その私どもが、神へと向き直って悔い改め、罪赦されて救いを受けるため、主イエスは十字架にかかられました。私どもに代わって神のさばきを受けてくださったのです。
「イエスがエルサレムで遂げようとしておられる最期について話していた」(31)とあります。それは十字架のことです。主イエスが十字架へといたる道について、モーセやエリヤと話しておられるときに栄光に輝いておられた。それは、十字架に神の愛、栄光が表されていることのしるしでもあります。
栄光に輝く主イエスの姿と言うと、私どもは、この世的な繁栄の姿や自分の望みが叶う自己実現のようなことと結びつけてしまうかもしれません。豊かであること自体が罪ではありません。しかし、それをどう用いるかが問題です。自分が成長することは感謝なことですが、自己実現や豊かになるために主イエスの救いを用いるのでは決してないのです。
むしろ、主イエスは、直前の箇所でこのように言われます。「わたしについてきたい者は、自分を捨て、日々、自分の十字架を背負ってわたしに従いなさい。自分の命を救いたいと思う者はそれを失うが、わたしのために自分の命を失う者はそれを救うのである。」(9:23)
先ほど、礼拝は神の愛に応答するときだと言いました。
神の愛に生きることはまた、十字架を日々に背負って生きることでもあります。どうしてこのようなことで苦労するのかと、理由のない悩みを経験することがあります。一番つらいことかもしれません。しかしそこでこそ、私どもは主の十字架を思い起こして祈るべきです。主イエスが十字架を担うべき理由は何もないのです。あえて私どもの救いのために担ってくださった。そこに神の愛、神の栄光が現れているのです。

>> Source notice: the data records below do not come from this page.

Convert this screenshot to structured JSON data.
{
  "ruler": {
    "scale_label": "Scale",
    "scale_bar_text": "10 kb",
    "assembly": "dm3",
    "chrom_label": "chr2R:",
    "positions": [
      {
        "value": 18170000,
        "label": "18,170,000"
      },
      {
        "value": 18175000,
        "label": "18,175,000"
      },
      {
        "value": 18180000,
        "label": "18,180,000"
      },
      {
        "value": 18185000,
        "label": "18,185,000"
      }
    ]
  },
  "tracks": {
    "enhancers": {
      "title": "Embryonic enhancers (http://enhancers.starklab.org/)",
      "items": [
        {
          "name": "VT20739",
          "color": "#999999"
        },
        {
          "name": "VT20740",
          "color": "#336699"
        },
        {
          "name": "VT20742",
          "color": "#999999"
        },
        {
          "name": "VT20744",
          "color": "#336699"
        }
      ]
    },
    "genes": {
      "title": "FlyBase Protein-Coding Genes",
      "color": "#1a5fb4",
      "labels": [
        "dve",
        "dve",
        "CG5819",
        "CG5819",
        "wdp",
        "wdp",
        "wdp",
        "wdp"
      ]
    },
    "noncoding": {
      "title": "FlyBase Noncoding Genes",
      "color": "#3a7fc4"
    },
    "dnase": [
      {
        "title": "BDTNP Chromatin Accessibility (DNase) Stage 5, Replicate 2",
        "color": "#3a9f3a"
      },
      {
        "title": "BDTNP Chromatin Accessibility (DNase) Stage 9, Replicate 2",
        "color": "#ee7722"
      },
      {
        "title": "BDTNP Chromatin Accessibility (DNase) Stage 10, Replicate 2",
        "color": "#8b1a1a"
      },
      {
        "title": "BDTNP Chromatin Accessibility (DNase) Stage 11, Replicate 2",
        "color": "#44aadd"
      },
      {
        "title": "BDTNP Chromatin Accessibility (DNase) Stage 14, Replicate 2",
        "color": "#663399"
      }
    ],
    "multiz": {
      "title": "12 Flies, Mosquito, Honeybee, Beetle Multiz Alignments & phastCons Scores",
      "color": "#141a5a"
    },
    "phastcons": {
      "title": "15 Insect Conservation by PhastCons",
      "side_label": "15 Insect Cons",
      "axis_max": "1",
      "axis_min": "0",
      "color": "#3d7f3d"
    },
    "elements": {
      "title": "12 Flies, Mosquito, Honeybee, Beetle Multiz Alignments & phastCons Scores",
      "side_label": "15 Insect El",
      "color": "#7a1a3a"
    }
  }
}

自分を愛するように隣人を愛そうとすることは、自分の限界を感じて悩ましい思いをいだくことがあります。しかし愛そうとするそこで主の十字架を垣間見ているのです。自分のような者がゆるされ受け入れられていることの尊さ、主の愛の深さを知るのです。神の愛に応答して主イエスについていくことは、十字架に表された主の愛を知り続けていくことでもあるのです。
十字架に表された神の愛の栄光は、人の目には隠されている栄光です。主なる神の聖霊が、御言葉と共に働いて明らかにしてくださらなければ分からないのです。
人の目には隠された神の栄光を、主は礼拝のなかで絶えず明らかにしてくださいました。「これはわたしの子、選ばれた者、これに聞け。」(35)とある通りです。ペトロたち、主の弟子たちは「これはわたしの子、選ばれた者、これに聞け。」と父なる神から命じられたとおりに、主イエスに聞き、主を愛して従っていきました。
「わたしたちがここにいるのは、すばらしいことです。」(33)と、ペトロは山の上で主イエスに言いました。先ほど、教区総会が対面で開催され、礼拝を共にしたときに、「わたしたちがここにいるのは、すばらしいことです。」と思いました。
私どもは毎週集まることができていますが、礼拝において主の愛の尊さを知り続け、謙遜な思いで神の愛に応答して生きていきましょう。「わたしたちがここにいるのは、すばらしいことです。」といつも感謝してきましょう。